Preuve des tiraillements au sein du camp anti-Assad, quelques-uns des groupes armés les plus actifs sur le terrain ont envoyé une lettre aux négociateurs pour les inciter à « prendre une position plus ferme et décisive à l’égard des demi-solutions qui sont colportées par les alliés du régime syrien et par de Mistura ». Deux jours plus tôt, lors d’une rencontre avec les délégués du HCN, le médiateur de l’ONU avait en effet émis l’idée de maintenir Bachar Al-Assad à la tête de l’Etat pendant la transition, mais en l’entourant de trois vice-présidents de l’opposition.

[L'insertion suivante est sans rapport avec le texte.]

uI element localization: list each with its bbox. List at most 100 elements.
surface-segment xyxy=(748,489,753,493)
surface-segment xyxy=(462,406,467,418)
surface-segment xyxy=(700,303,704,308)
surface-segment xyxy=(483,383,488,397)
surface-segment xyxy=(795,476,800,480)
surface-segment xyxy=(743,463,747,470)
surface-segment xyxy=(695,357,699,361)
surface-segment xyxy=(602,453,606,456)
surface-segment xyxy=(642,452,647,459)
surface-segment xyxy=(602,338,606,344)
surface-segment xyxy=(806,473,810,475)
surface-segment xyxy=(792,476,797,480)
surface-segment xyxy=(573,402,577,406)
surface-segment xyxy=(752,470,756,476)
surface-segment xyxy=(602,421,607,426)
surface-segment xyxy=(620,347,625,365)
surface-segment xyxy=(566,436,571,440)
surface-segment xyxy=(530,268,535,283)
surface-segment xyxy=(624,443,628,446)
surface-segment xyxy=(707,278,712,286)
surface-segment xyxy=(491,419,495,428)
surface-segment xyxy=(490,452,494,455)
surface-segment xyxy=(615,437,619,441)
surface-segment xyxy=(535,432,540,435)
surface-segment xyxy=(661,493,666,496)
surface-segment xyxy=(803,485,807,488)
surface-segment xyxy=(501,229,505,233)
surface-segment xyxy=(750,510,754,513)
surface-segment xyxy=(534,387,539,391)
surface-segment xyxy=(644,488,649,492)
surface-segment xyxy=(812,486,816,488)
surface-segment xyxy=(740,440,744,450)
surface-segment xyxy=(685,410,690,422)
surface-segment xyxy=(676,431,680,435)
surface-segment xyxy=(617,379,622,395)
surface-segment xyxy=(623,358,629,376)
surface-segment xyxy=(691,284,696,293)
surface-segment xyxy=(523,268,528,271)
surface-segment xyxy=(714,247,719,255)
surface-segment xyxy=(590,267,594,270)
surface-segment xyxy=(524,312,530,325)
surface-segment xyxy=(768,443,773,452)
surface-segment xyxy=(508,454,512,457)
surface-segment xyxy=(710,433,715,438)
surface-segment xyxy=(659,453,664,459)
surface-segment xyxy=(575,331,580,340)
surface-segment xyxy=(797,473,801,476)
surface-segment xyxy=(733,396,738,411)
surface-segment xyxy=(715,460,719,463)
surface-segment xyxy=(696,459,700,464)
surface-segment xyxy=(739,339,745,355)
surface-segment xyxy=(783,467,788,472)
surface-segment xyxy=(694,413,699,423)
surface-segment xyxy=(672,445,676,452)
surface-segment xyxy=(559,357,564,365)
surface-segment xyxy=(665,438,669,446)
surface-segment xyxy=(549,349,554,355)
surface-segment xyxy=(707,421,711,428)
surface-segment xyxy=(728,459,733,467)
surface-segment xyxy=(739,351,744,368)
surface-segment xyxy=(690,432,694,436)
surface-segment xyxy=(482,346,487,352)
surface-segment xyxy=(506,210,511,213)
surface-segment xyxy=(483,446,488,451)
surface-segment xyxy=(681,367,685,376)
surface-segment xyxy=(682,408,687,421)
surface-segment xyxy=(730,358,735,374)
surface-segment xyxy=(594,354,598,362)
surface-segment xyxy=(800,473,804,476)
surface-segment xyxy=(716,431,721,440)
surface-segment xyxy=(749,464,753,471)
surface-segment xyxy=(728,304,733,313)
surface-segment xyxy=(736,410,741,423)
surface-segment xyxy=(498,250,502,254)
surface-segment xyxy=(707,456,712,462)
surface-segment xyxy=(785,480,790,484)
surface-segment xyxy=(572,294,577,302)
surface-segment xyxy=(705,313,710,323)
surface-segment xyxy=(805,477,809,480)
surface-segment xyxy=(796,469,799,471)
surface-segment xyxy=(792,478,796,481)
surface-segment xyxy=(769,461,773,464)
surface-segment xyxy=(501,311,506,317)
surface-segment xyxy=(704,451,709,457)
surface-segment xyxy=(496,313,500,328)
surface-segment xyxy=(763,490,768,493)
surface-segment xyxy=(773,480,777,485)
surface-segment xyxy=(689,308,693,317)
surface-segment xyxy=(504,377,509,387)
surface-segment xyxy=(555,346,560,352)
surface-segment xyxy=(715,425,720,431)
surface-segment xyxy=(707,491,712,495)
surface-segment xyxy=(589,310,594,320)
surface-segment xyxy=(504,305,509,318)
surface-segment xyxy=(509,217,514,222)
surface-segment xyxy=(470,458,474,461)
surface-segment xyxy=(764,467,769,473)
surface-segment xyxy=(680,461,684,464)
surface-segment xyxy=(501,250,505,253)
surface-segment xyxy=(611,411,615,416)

Cette dernière a rejeté avec véhémence ce qui pouvait ressembler, à première vue, à un compromis, permettant à terme la marginalisation du dictateur. « Le droit n’existe pas dans le régime syrien, c’est un système mafieux, et si le parrain reste en place, il garde de fait la réalité du pouvoir », reconnaît un observateur.
Cette suggestion a d’autant plus braqué les opposants que, parallèlement aux discussions officielles, des tractations discrètes sont en cours, entre Américains et Russes, non loin du palais des Nations, pour élaborer un plan de sortie de crise. Selon le quotidien panarabe Al-Hayat, les deux parties envisagent un mécanisme de « quotas politiques », de façon à répartir le pouvoir entre Assad et ses adversaires, sur le modèle du système libanais. Un plan qui porte en germe la marginalisation du HCN, dont le chef, l’ancien premier ministre syrien Riyad Hijab, est arrivé lundi à Genève.
« Il est inacceptable » de poursuivre les discussions alors que le régime continue « de bombarder et d’affamer les civils », a-t-il affirmé, dans le souci de resserrer les rangs au sein de l’opposition. Malgré l’entrée en vigueur d’un cessez-le-feu, le 27 février, l’aviation syrienne n’a jamais cessé de pilonner les zones rebelles, au motif que le Front Al-Nosra, la branche syrienne d’Al-Qaida, est exclu de cet accord de trêve.
Après une accalmie d’un mois, les opérations terrestres ont repris début avril, notamment au sud d’Alep, la grande ville du nord, divisée en deux depuis 2012. Dimanche 17 avril, 22 civils y sont morts dans des bombardements mutuels, soit l’un des plus lourds bilans depuis l’entrée en vigueur de la trêve.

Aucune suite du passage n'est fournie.